The certificate was from Washington, D.C., and under Virginia law, a marriage between people of different races performed outside Virginia was as invalid as one done in Virginia. At the time, it was one of 16 states that barred marriages between races.
After Mr. Loving spent a night in jail and his wife several more, the couple pleaded guilty to violating the Virginia law, the Racial Integrity Act. Under a plea bargain, their one-year prison sentences were suspended on the condition that they leave Virginia and not return together or at the same time for 25 years.
Judge Leon M. Bazile, in language Chief Justice Warren would recall, said that if God had meant for whites and blacks to mix, he would have not placed them on different continents. Judge Bazile reminded the defendants that “as long as you live you will be known as a felon.”
They paid court fees of $36.29 each, moved to Washington and had three children. They returned home occasionally, never together. But times were tough financially, and the Lovings missed family, friends and their easy country lifestyle in the rolling Virginia hills.
By 1963, Mrs. Loving could stand the ostracism no longer. Inspired by the civil rights movement and its march on Washington, she wrote Attorney General Robert F. Kennedy and asked for help. He wrote her back, and referred her to the American Civil Liberties Union.
The A.C.L.U. took the case. Its lawyers, Bernard S. Cohen and Philip J. Hirschkop, faced an immediate problem: the Lovings had pleaded guilty and had no right to appeal. So they asked Judge Bazile to set aside his original verdict. When he refused, they appealed. The Virginia Supreme Court of Appeals upheld the lower court, and the case went to the United States Supreme Court.
Mr. Cohen recounted telling Mr. Loving about various legal theories applying to the case. Mr. Loving replied, “Mr. Cohen, tell the court I love my wife, and it is just unfair that I can’t live with her in Virginia.”
Mildred Delores Jeter’s family had lived in Caroline County, Va., for generations, as had the family of Richard Perry Loving. The area was known for friendly relations between races, even though marriages were forbidden. Many people were visibly of mixed race, with Ebony magazine reporting in 1967 that black “youngsters easily passed for white in neighboring towns.”
Mildred’s mother was part Rappahannock Indian, and her father was part Cherokee. She preferred to think of herself as Indian rather than black.
Mildred and Richard began spending time together when he was a rugged-looking 17 and she was a skinny 11-year-old known as Bean. He attended an all-white high school for a year, and she reached 11th grade at an all-black school.

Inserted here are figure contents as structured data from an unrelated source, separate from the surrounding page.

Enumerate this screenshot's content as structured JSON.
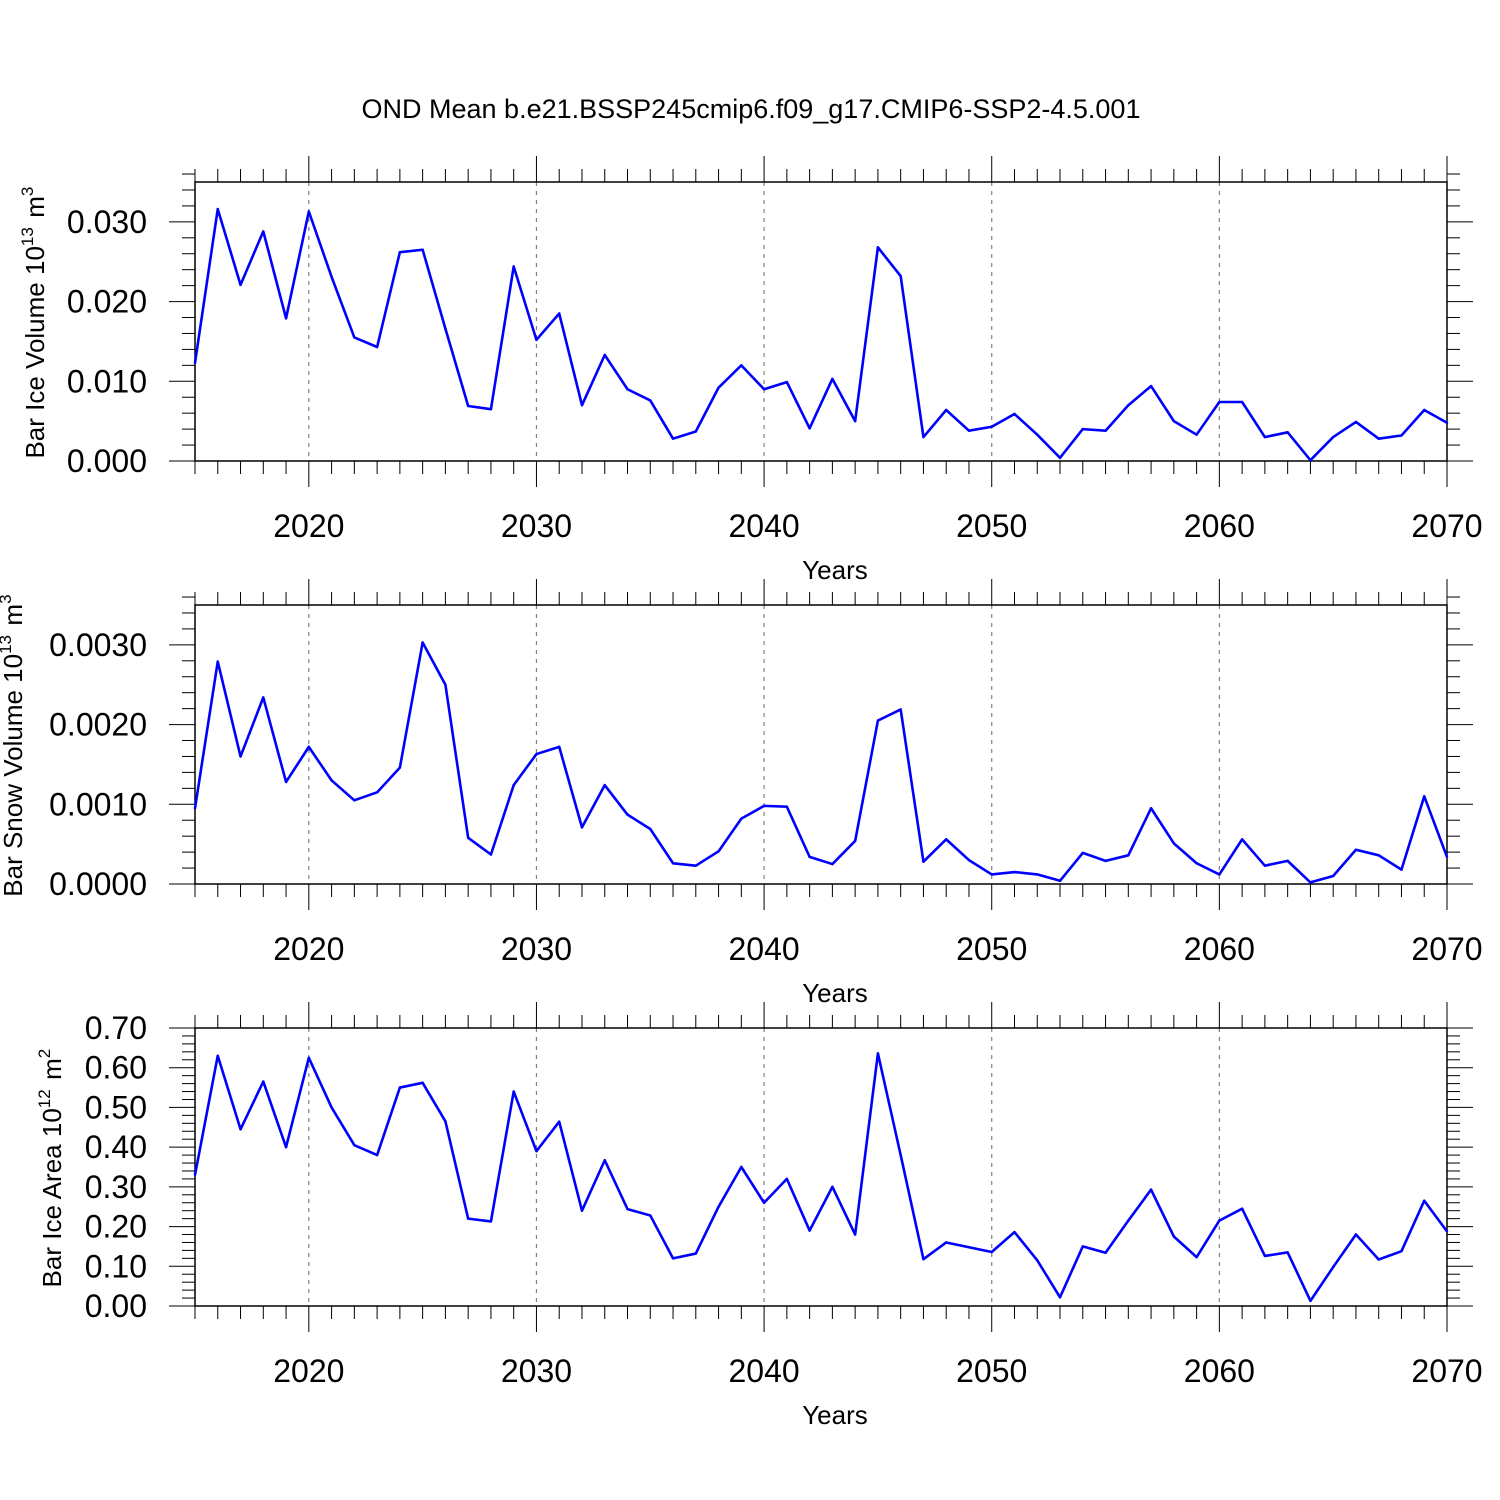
{
  "figure": {
    "title": "OND Mean b.e21.BSSP245cmip6.f09_g17.CMIP6-SSP2-4.5.001"
  },
  "colors": {
    "line": "#0000ff",
    "axis": "#000000",
    "grid": "#808080"
  },
  "chart_data": [
    {
      "type": "line",
      "ylabel": "Bar Ice Volume 10",
      "ylabel_exponent": "13",
      "ylabel_unit": "m",
      "ylabel_unit_exponent": "3",
      "xlabel": "Years",
      "xlim": [
        2015,
        2070
      ],
      "ylim": [
        0,
        0.035
      ],
      "yticks": [
        0.0,
        0.01,
        0.02,
        0.03
      ],
      "ytick_labels": [
        "0.000",
        "0.010",
        "0.020",
        "0.030"
      ],
      "xticks": [
        2020,
        2030,
        2040,
        2050,
        2060,
        2070
      ],
      "xtick_labels": [
        "2020",
        "2030",
        "2040",
        "2050",
        "2060",
        "2070"
      ],
      "vertical_grid": "dashed at major x ticks",
      "x": [
        2015,
        2016,
        2017,
        2018,
        2019,
        2020,
        2021,
        2022,
        2023,
        2024,
        2025,
        2026,
        2027,
        2028,
        2029,
        2030,
        2031,
        2032,
        2033,
        2034,
        2035,
        2036,
        2037,
        2038,
        2039,
        2040,
        2041,
        2042,
        2043,
        2044,
        2045,
        2046,
        2047,
        2048,
        2049,
        2050,
        2051,
        2052,
        2053,
        2054,
        2055,
        2056,
        2057,
        2058,
        2059,
        2060,
        2061,
        2062,
        2063,
        2064,
        2065,
        2066,
        2067,
        2068,
        2069,
        2070
      ],
      "series": [
        {
          "values": [
            0.0123,
            0.0316,
            0.0221,
            0.0288,
            0.0179,
            0.0313,
            0.0231,
            0.0155,
            0.0143,
            0.0262,
            0.0265,
            0.0166,
            0.0069,
            0.0065,
            0.0244,
            0.0152,
            0.0185,
            0.007,
            0.0133,
            0.009,
            0.0076,
            0.0028,
            0.0037,
            0.0092,
            0.012,
            0.009,
            0.0099,
            0.0041,
            0.0103,
            0.005,
            0.0268,
            0.0232,
            0.003,
            0.0064,
            0.0038,
            0.0043,
            0.0059,
            0.0033,
            0.0004,
            0.004,
            0.0038,
            0.007,
            0.0094,
            0.005,
            0.0033,
            0.0074,
            0.0074,
            0.003,
            0.0036,
            0.0001,
            0.003,
            0.0049,
            0.0028,
            0.0032,
            0.0064,
            0.0048
          ]
        }
      ]
    },
    {
      "type": "line",
      "ylabel": "Bar Snow Volume 10",
      "ylabel_exponent": "13",
      "ylabel_unit": "m",
      "ylabel_unit_exponent": "3",
      "xlabel": "Years",
      "xlim": [
        2015,
        2070
      ],
      "ylim": [
        0,
        0.0035
      ],
      "yticks": [
        0.0,
        0.001,
        0.002,
        0.003
      ],
      "ytick_labels": [
        "0.0000",
        "0.0010",
        "0.0020",
        "0.0030"
      ],
      "xticks": [
        2020,
        2030,
        2040,
        2050,
        2060,
        2070
      ],
      "xtick_labels": [
        "2020",
        "2030",
        "2040",
        "2050",
        "2060",
        "2070"
      ],
      "vertical_grid": "dashed at major x ticks",
      "x": [
        2015,
        2016,
        2017,
        2018,
        2019,
        2020,
        2021,
        2022,
        2023,
        2024,
        2025,
        2026,
        2027,
        2028,
        2029,
        2030,
        2031,
        2032,
        2033,
        2034,
        2035,
        2036,
        2037,
        2038,
        2039,
        2040,
        2041,
        2042,
        2043,
        2044,
        2045,
        2046,
        2047,
        2048,
        2049,
        2050,
        2051,
        2052,
        2053,
        2054,
        2055,
        2056,
        2057,
        2058,
        2059,
        2060,
        2061,
        2062,
        2063,
        2064,
        2065,
        2066,
        2067,
        2068,
        2069,
        2070
      ],
      "series": [
        {
          "values": [
            0.00095,
            0.00279,
            0.0016,
            0.00234,
            0.00128,
            0.00172,
            0.0013,
            0.00105,
            0.00115,
            0.00146,
            0.00303,
            0.0025,
            0.00058,
            0.00037,
            0.00124,
            0.00163,
            0.00172,
            0.00071,
            0.00124,
            0.00087,
            0.00069,
            0.00026,
            0.00023,
            0.00041,
            0.00082,
            0.00098,
            0.00097,
            0.00034,
            0.00025,
            0.00054,
            0.00205,
            0.00219,
            0.00028,
            0.00056,
            0.0003,
            0.00012,
            0.00015,
            0.00012,
            4e-05,
            0.00039,
            0.00029,
            0.00036,
            0.00095,
            0.00051,
            0.00026,
            0.00012,
            0.00056,
            0.00023,
            0.00029,
            2e-05,
            0.0001,
            0.00043,
            0.00036,
            0.00018,
            0.0011,
            0.00034
          ]
        }
      ]
    },
    {
      "type": "line",
      "ylabel": "Bar Ice Area 10",
      "ylabel_exponent": "12",
      "ylabel_unit": "m",
      "ylabel_unit_exponent": "2",
      "xlabel": "Years",
      "xlim": [
        2015,
        2070
      ],
      "ylim": [
        0,
        0.7
      ],
      "yticks": [
        0.0,
        0.1,
        0.2,
        0.3,
        0.4,
        0.5,
        0.6,
        0.7
      ],
      "ytick_labels": [
        "0.00",
        "0.10",
        "0.20",
        "0.30",
        "0.40",
        "0.50",
        "0.60",
        "0.70"
      ],
      "xticks": [
        2020,
        2030,
        2040,
        2050,
        2060,
        2070
      ],
      "xtick_labels": [
        "2020",
        "2030",
        "2040",
        "2050",
        "2060",
        "2070"
      ],
      "vertical_grid": "dashed at major x ticks",
      "x": [
        2015,
        2016,
        2017,
        2018,
        2019,
        2020,
        2021,
        2022,
        2023,
        2024,
        2025,
        2026,
        2027,
        2028,
        2029,
        2030,
        2031,
        2032,
        2033,
        2034,
        2035,
        2036,
        2037,
        2038,
        2039,
        2040,
        2041,
        2042,
        2043,
        2044,
        2045,
        2046,
        2047,
        2048,
        2049,
        2050,
        2051,
        2052,
        2053,
        2054,
        2055,
        2056,
        2057,
        2058,
        2059,
        2060,
        2061,
        2062,
        2063,
        2064,
        2065,
        2066,
        2067,
        2068,
        2069,
        2070
      ],
      "series": [
        {
          "values": [
            0.33,
            0.63,
            0.445,
            0.565,
            0.4,
            0.625,
            0.5,
            0.405,
            0.38,
            0.55,
            0.562,
            0.465,
            0.22,
            0.213,
            0.54,
            0.39,
            0.464,
            0.24,
            0.367,
            0.244,
            0.228,
            0.12,
            0.132,
            0.25,
            0.35,
            0.26,
            0.32,
            0.19,
            0.3,
            0.18,
            0.636,
            0.38,
            0.118,
            0.16,
            0.148,
            0.136,
            0.186,
            0.115,
            0.022,
            0.15,
            0.134,
            0.215,
            0.293,
            0.175,
            0.123,
            0.215,
            0.245,
            0.126,
            0.135,
            0.013,
            0.098,
            0.18,
            0.117,
            0.138,
            0.265,
            0.188
          ]
        }
      ]
    }
  ]
}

When Mildred became pregnant at 18, they decided to do what was elsewhere deemed the right thing and get married. They both said their initial motive was not to challenge Virginia law.
“We have thought about other people,” Mr. Loving said in an interview with Life magazine in 1966, “but we are not doing it just because somebody had to do it and we wanted to be the ones. We are doing it for us.”

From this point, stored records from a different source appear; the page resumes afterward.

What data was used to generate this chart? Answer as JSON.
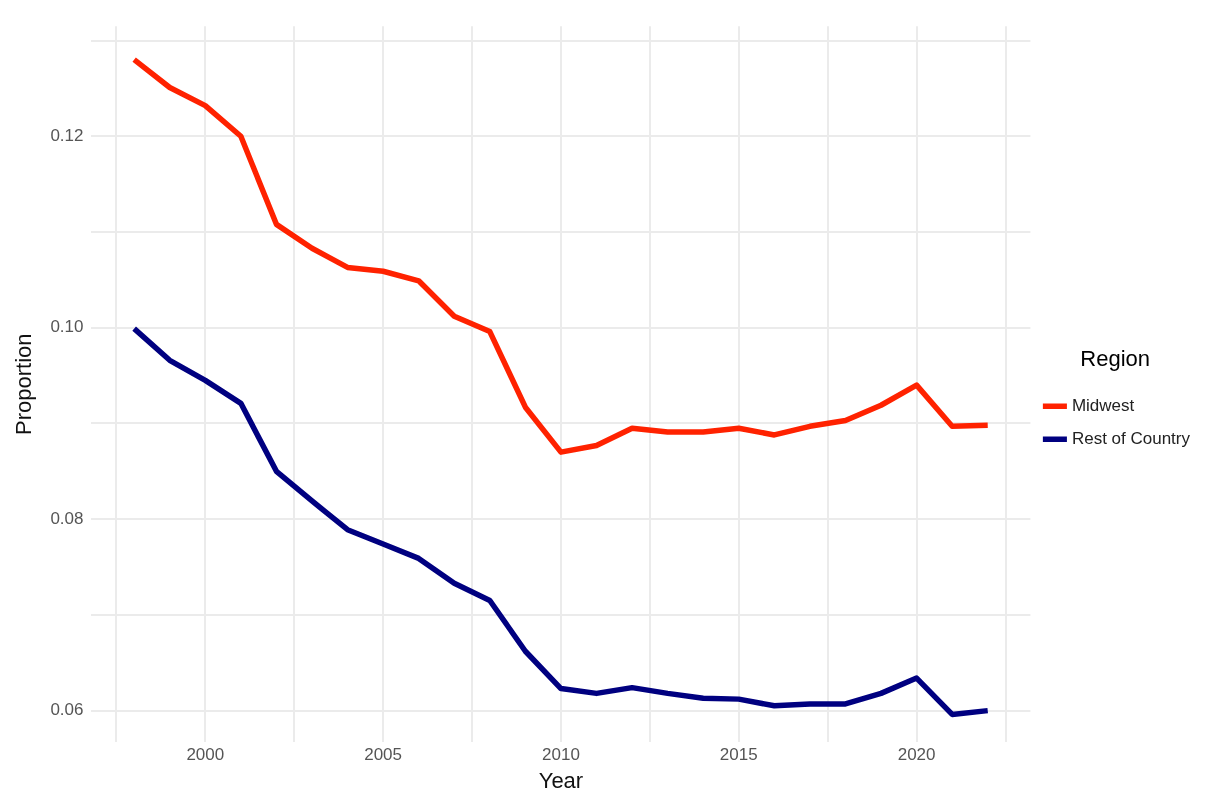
{
  "chart_data": {
    "type": "line",
    "xlabel": "Year",
    "ylabel": "Proportion",
    "legend_title": "Region",
    "legend": "right",
    "grid": true,
    "line_style": "solid",
    "marker": "none",
    "x": [
      1998,
      1999,
      2000,
      2001,
      2002,
      2003,
      2004,
      2005,
      2006,
      2007,
      2008,
      2009,
      2010,
      2011,
      2012,
      2013,
      2014,
      2015,
      2016,
      2017,
      2018,
      2019,
      2020,
      2021,
      2022
    ],
    "xlim": [
      1996.8,
      2023.2
    ],
    "xticks": [
      {
        "value": 1997.5,
        "label": null
      },
      2000,
      {
        "value": 2002.5,
        "label": null
      },
      2005,
      {
        "value": 2007.5,
        "label": null
      },
      2010,
      {
        "value": 2012.5,
        "label": null
      },
      2015,
      {
        "value": 2017.5,
        "label": null
      },
      2020,
      {
        "value": 2022.5,
        "label": null
      }
    ],
    "ylim": [
      0.0567,
      0.1315
    ],
    "yticks": [
      {
        "value": 0.06,
        "label": "0.06"
      },
      {
        "value": 0.07,
        "label": null
      },
      {
        "value": 0.08,
        "label": "0.08"
      },
      {
        "value": 0.09,
        "label": null
      },
      {
        "value": 0.1,
        "label": "0.10"
      },
      {
        "value": 0.11,
        "label": null
      },
      {
        "value": 0.12,
        "label": "0.12"
      },
      {
        "value": 0.13,
        "label": null
      }
    ],
    "series": [
      {
        "name": "Midwest",
        "color": "#ff2200",
        "values": [
          0.128,
          0.1251,
          0.1232,
          0.12,
          0.1108,
          0.1083,
          0.1063,
          0.1059,
          0.1049,
          0.1012,
          0.0996,
          0.0917,
          0.087,
          0.0877,
          0.0895,
          0.0891,
          0.0891,
          0.0895,
          0.0888,
          0.0897,
          0.0903,
          0.0919,
          0.094,
          0.0897,
          0.0898
        ]
      },
      {
        "name": "Rest of Country",
        "color": "#000080",
        "values": [
          0.0999,
          0.0966,
          0.0945,
          0.0921,
          0.085,
          0.0819,
          0.0789,
          0.0774,
          0.0759,
          0.0733,
          0.0715,
          0.0662,
          0.0623,
          0.0618,
          0.0624,
          0.0618,
          0.0613,
          0.0612,
          0.0605,
          0.0607,
          0.0607,
          0.0618,
          0.0634,
          0.0596,
          0.06
        ]
      }
    ]
  }
}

In his classic study of segregation, “An American Dilemma,” Gunnar Myrdal wrote that “the whole system of segregation and discrimination is designed to prevent eventual inbreeding of the races.”
But miscegenation laws struck deeper than other segregation acts, and the theory behind them leads to chaos in other facets of law. This is because they make any affected marriage void from its inception. Thus, all children are illegitimate; spouses have no inheritance rights; and heirs cannot receive death benefits.

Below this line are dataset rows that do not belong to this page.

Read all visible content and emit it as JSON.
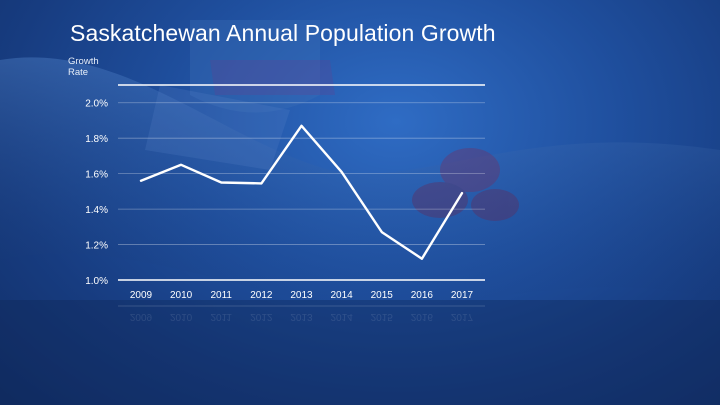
{
  "chart_data": {
    "type": "line",
    "title": "Saskatchewan Annual Population Growth",
    "ylabel": "Growth Rate",
    "xlabel": "",
    "x": [
      "2009",
      "2010",
      "2011",
      "2012",
      "2013",
      "2014",
      "2015",
      "2016",
      "2017"
    ],
    "values": [
      1.56,
      1.65,
      1.55,
      1.545,
      1.87,
      1.61,
      1.27,
      1.12,
      1.49
    ],
    "ylim": [
      1.0,
      2.1
    ],
    "yticks": [
      "1.0%",
      "1.2%",
      "1.4%",
      "1.6%",
      "1.8%",
      "2.0%"
    ],
    "ytick_values": [
      1.0,
      1.2,
      1.4,
      1.6,
      1.8,
      2.0
    ],
    "grid": true,
    "line_color": "#ffffff"
  }
}
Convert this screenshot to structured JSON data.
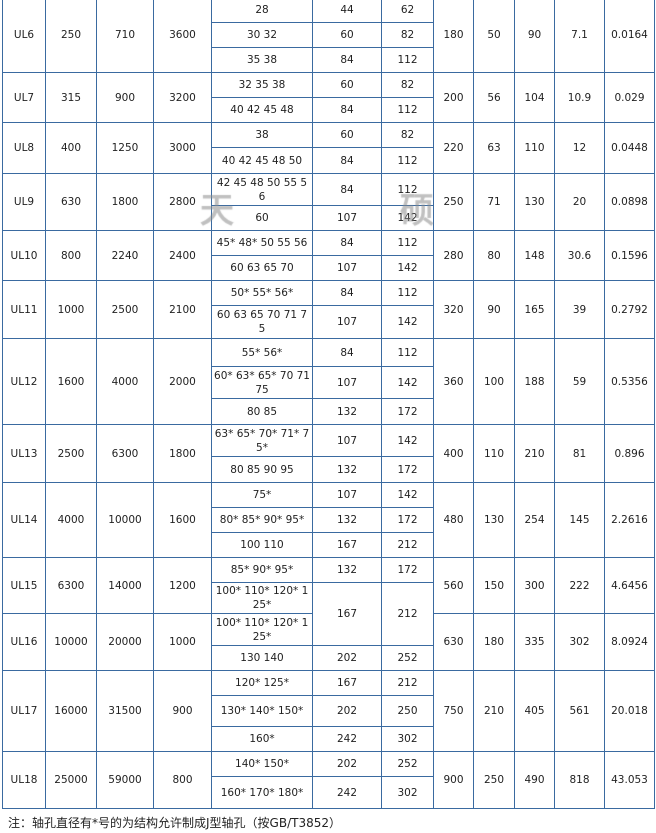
{
  "watermark": [
    "天",
    "硕"
  ],
  "groups": [
    {
      "model": "UL6",
      "tn": "250",
      "tmax": "710",
      "speed": "3600",
      "subrows": [
        {
          "d": "28",
          "l1": "44",
          "l": "62"
        },
        {
          "d": "30 32",
          "l1": "60",
          "l": "82"
        },
        {
          "d": "35 38",
          "l1": "84",
          "l": "112"
        }
      ],
      "D": "180",
      "b": "50",
      "c": "90",
      "weight": "7.1",
      "inertia": "0.0164"
    },
    {
      "model": "UL7",
      "tn": "315",
      "tmax": "900",
      "speed": "3200",
      "subrows": [
        {
          "d": "32 35 38",
          "l1": "60",
          "l": "82"
        },
        {
          "d": "40 42 45 48",
          "l1": "84",
          "l": "112"
        }
      ],
      "D": "200",
      "b": "56",
      "c": "104",
      "weight": "10.9",
      "inertia": "0.029"
    },
    {
      "model": "UL8",
      "tn": "400",
      "tmax": "1250",
      "speed": "3000",
      "subrows": [
        {
          "d": "38",
          "l1": "60",
          "l": "82"
        },
        {
          "d": "40 42 45 48 50",
          "l1": "84",
          "l": "112"
        }
      ],
      "D": "220",
      "b": "63",
      "c": "110",
      "weight": "12",
      "inertia": "0.0448"
    },
    {
      "model": "UL9",
      "tn": "630",
      "tmax": "1800",
      "speed": "2800",
      "subrows": [
        {
          "d": "42 45 48 50 55 56",
          "l1": "84",
          "l": "112"
        },
        {
          "d": "60",
          "l1": "107",
          "l": "142"
        }
      ],
      "D": "250",
      "b": "71",
      "c": "130",
      "weight": "20",
      "inertia": "0.0898"
    },
    {
      "model": "UL10",
      "tn": "800",
      "tmax": "2240",
      "speed": "2400",
      "subrows": [
        {
          "d": "45* 48* 50 55 56",
          "l1": "84",
          "l": "112"
        },
        {
          "d": "60 63 65 70",
          "l1": "107",
          "l": "142"
        }
      ],
      "D": "280",
      "b": "80",
      "c": "148",
      "weight": "30.6",
      "inertia": "0.1596"
    },
    {
      "model": "UL11",
      "tn": "1000",
      "tmax": "2500",
      "speed": "2100",
      "subrows": [
        {
          "d": "50* 55* 56*",
          "l1": "84",
          "l": "112"
        },
        {
          "d": "60 63 65 70 71 75",
          "l1": "107",
          "l": "142"
        }
      ],
      "D": "320",
      "b": "90",
      "c": "165",
      "weight": "39",
      "inertia": "0.2792"
    },
    {
      "model": "UL12",
      "tn": "1600",
      "tmax": "4000",
      "speed": "2000",
      "subrows": [
        {
          "d": "55* 56*",
          "l1": "84",
          "l": "112"
        },
        {
          "d": "60* 63* 65* 70 71 75",
          "l1": "107",
          "l": "142"
        },
        {
          "d": "80 85",
          "l1": "132",
          "l": "172"
        }
      ],
      "D": "360",
      "b": "100",
      "c": "188",
      "weight": "59",
      "inertia": "0.5356"
    },
    {
      "model": "UL13",
      "tn": "2500",
      "tmax": "6300",
      "speed": "1800",
      "subrows": [
        {
          "d": "63* 65* 70* 71* 75*",
          "l1": "107",
          "l": "142"
        },
        {
          "d": "80 85 90 95",
          "l1": "132",
          "l": "172"
        }
      ],
      "D": "400",
      "b": "110",
      "c": "210",
      "weight": "81",
      "inertia": "0.896"
    },
    {
      "model": "UL14",
      "tn": "4000",
      "tmax": "10000",
      "speed": "1600",
      "subrows": [
        {
          "d": "75*",
          "l1": "107",
          "l": "142"
        },
        {
          "d": "80* 85* 90* 95*",
          "l1": "132",
          "l": "172"
        },
        {
          "d": "100 110",
          "l1": "167",
          "l": "212"
        }
      ],
      "D": "480",
      "b": "130",
      "c": "254",
      "weight": "145",
      "inertia": "2.2616"
    },
    {
      "model": "UL15",
      "tn": "6300",
      "tmax": "14000",
      "speed": "1200",
      "subrows": [
        {
          "d": "85* 90* 95*",
          "l1": "132",
          "l": "172"
        },
        {
          "d": "100* 110* 120* 125*",
          "l1": "167",
          "l": "212"
        }
      ],
      "D": "560",
      "b": "150",
      "c": "300",
      "weight": "222",
      "inertia": "4.6456"
    },
    {
      "model": "UL16",
      "tn": "10000",
      "tmax": "20000",
      "speed": "1000",
      "subrows": [
        {
          "d": "100* 110* 120* 125*",
          "l1": null,
          "l": null
        },
        {
          "d": "130 140",
          "l1": "202",
          "l": "252"
        }
      ],
      "D": "630",
      "b": "180",
      "c": "335",
      "weight": "302",
      "inertia": "8.0924"
    },
    {
      "model": "UL17",
      "tn": "16000",
      "tmax": "31500",
      "speed": "900",
      "subrows": [
        {
          "d": "120* 125*",
          "l1": "167",
          "l": "212"
        },
        {
          "d": "130* 140* 150*",
          "l1": "202",
          "l": "250"
        },
        {
          "d": "160*",
          "l1": "242",
          "l": "302"
        }
      ],
      "D": "750",
      "b": "210",
      "c": "405",
      "weight": "561",
      "inertia": "20.018"
    },
    {
      "model": "UL18",
      "tn": "25000",
      "tmax": "59000",
      "speed": "800",
      "subrows": [
        {
          "d": "140* 150*",
          "l1": "202",
          "l": "252"
        },
        {
          "d": "160* 170* 180*",
          "l1": "242",
          "l": "302"
        }
      ],
      "D": "900",
      "b": "250",
      "c": "490",
      "weight": "818",
      "inertia": "43.053"
    }
  ],
  "note": "注：轴孔直径有*号的为结构允许制成J型轴孔（按GB/T3852）"
}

“When any society says that I cannot marry a certain person, that society has cut off a segment of my freedom,” the Rev. Dr. Martin Luther King Jr. said in 1958.
Virginia’s law had been on the books since 1662, adopted a year after Maryland enacted the first such statute. At one time or another, 38 states had miscegenation laws. State and federal courts consistently upheld the prohibitions, until 1948, when the California Supreme Court overturned California’s law.
Though the Supreme Court’s 1967 decision in the Loving case struck down miscegenation laws, Southern states were sometimes slow to change their constitutions; Alabama became the last state to do so, in 2000.